VANISHING POINT

A Magical Connection?

John Perry Barlow

Imagine that after living for a long time in a small town, you find everyone else who lives there has started speaking a language you never heard before. They start dressing differently, thinking unimaginable thoughts, and generally losing a familiar affect.

I'm not talking about a third iteration of Invasion of the Body Snatchers. I'm describing what seems to have happened to the NeXT community over the last two years, at least from my parochial perspective. Each passing issue of NeXTWORLD seems more impenetrable. It is filled with references to CORBA (which I gather not to be a form of herpetology), inheritance (which has nothing to do with probate), and dynamic messaging exchange (most certainly not love letters).

In other words, IS culture has taken over (much as I predicted it would when I first heard the dreary phrase "mission-critical custom app"), and it uses the sort of hermetic lingo I'd expect from people who've actually read IBM service manuals cover to cover. This may be a gratuitously insulting way of defending the possibly ignorant proposal I'm about to make for opening up the object culture of NEXTSTEP to another kind of foreigner.

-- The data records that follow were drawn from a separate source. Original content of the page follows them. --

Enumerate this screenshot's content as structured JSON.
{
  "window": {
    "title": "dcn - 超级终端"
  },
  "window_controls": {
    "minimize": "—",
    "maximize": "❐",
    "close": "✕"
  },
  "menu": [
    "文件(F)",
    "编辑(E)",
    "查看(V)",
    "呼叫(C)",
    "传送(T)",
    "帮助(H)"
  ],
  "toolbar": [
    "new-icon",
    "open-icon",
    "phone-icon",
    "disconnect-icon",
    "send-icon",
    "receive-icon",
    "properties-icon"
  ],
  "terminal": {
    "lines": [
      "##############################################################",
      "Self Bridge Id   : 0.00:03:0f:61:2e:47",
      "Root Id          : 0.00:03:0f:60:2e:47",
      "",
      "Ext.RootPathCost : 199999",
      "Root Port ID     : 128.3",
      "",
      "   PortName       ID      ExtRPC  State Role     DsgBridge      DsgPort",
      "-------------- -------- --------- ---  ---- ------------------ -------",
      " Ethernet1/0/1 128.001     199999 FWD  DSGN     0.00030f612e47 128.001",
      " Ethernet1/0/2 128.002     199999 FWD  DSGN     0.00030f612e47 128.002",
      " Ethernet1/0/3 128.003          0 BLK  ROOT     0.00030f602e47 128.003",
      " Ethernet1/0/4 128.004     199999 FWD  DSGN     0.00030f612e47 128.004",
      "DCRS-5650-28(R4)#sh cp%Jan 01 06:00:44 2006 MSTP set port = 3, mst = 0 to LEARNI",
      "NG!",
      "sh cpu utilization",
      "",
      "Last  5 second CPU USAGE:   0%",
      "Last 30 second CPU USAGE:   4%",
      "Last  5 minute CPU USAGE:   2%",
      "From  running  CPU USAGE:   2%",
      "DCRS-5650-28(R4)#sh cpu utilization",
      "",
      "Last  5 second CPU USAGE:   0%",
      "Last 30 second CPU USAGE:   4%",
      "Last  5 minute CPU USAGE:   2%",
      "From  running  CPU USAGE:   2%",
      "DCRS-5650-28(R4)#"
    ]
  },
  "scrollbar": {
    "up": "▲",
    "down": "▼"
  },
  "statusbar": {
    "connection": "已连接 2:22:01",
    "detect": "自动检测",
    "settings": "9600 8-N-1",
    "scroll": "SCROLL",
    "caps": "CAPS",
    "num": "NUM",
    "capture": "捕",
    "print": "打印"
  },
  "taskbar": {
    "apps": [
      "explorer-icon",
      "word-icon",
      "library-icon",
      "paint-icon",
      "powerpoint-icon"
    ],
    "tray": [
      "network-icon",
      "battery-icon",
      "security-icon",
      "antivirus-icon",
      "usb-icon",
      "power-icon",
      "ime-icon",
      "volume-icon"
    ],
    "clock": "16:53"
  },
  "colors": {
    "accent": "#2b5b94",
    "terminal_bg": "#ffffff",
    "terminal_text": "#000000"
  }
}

I had an experience the other day that made me think differently about the future of soft objects. I went down to General Magic, a little Silicon Valley start-up with ambitions as huge as its backers: Apple, Motorola, Sony, and AT&T. General Magic is mainly a swell sandbox for Bill Atkinson and Andy Hertzfeld, the playful wizards who gave us, among other things, the Macintosh interface and HyperCard.

General Magic is also a major NeXT refugee camp. Fully ten percent of its staff are former NeXT employees, and even more of the remainder helped Steve Jobs create the Macintosh. The software they are creating will, I think, make objects as friendly and ubiquitous as Frisbees. They are developing two products aimed primarily, though not exclusively, at Personal Digital Assistants (PDAs).

The products are Magic Cap, a PDA interface as obvious as your living room, and TeleScript, a platform-independent object-based language that I believe is destined to become the PostScript of telecom. TeleScript's so-called independent "agents" seem so viral that I predict we will need special agents to protect us from bands of digital hooligans roaming cyberspace.

What does this have to do with NeXT? Little, apparently, given that Magic Cap currently supports only the Mac and Windows. Nevertheless, the NEXTSTEP and General Magic software ecologies have more architectural commonality with each other than they do with any other existing environment. They contain very similar species that simply don't yet speak the same language.

Here is where I leap in over my technical depth. I don't really know C++ from an exceptionally mediocre report-card grade, but it does seem to me that it might be fairly easy to create an interpretive substrate upon which both kinds of objects could flourish and interact.

Furthermore, the NeXT community has a programming paradigm that ought to adapt readily to the environments that General Magic is creating. And finally, a lot of the people in these two companies have personal relationships that could speed integration.

If NeXT is to succeed, it needs not only to provide a seamless continuity between the desktop and the central office's mainframe, but also extend into the coat pockets in which the businesspeople of the future will keep most of their immediate information. Neither company has the resources to make that happen yet. It will be up to you IS guys to do that.

John Perry Barlow performs his magic here each month.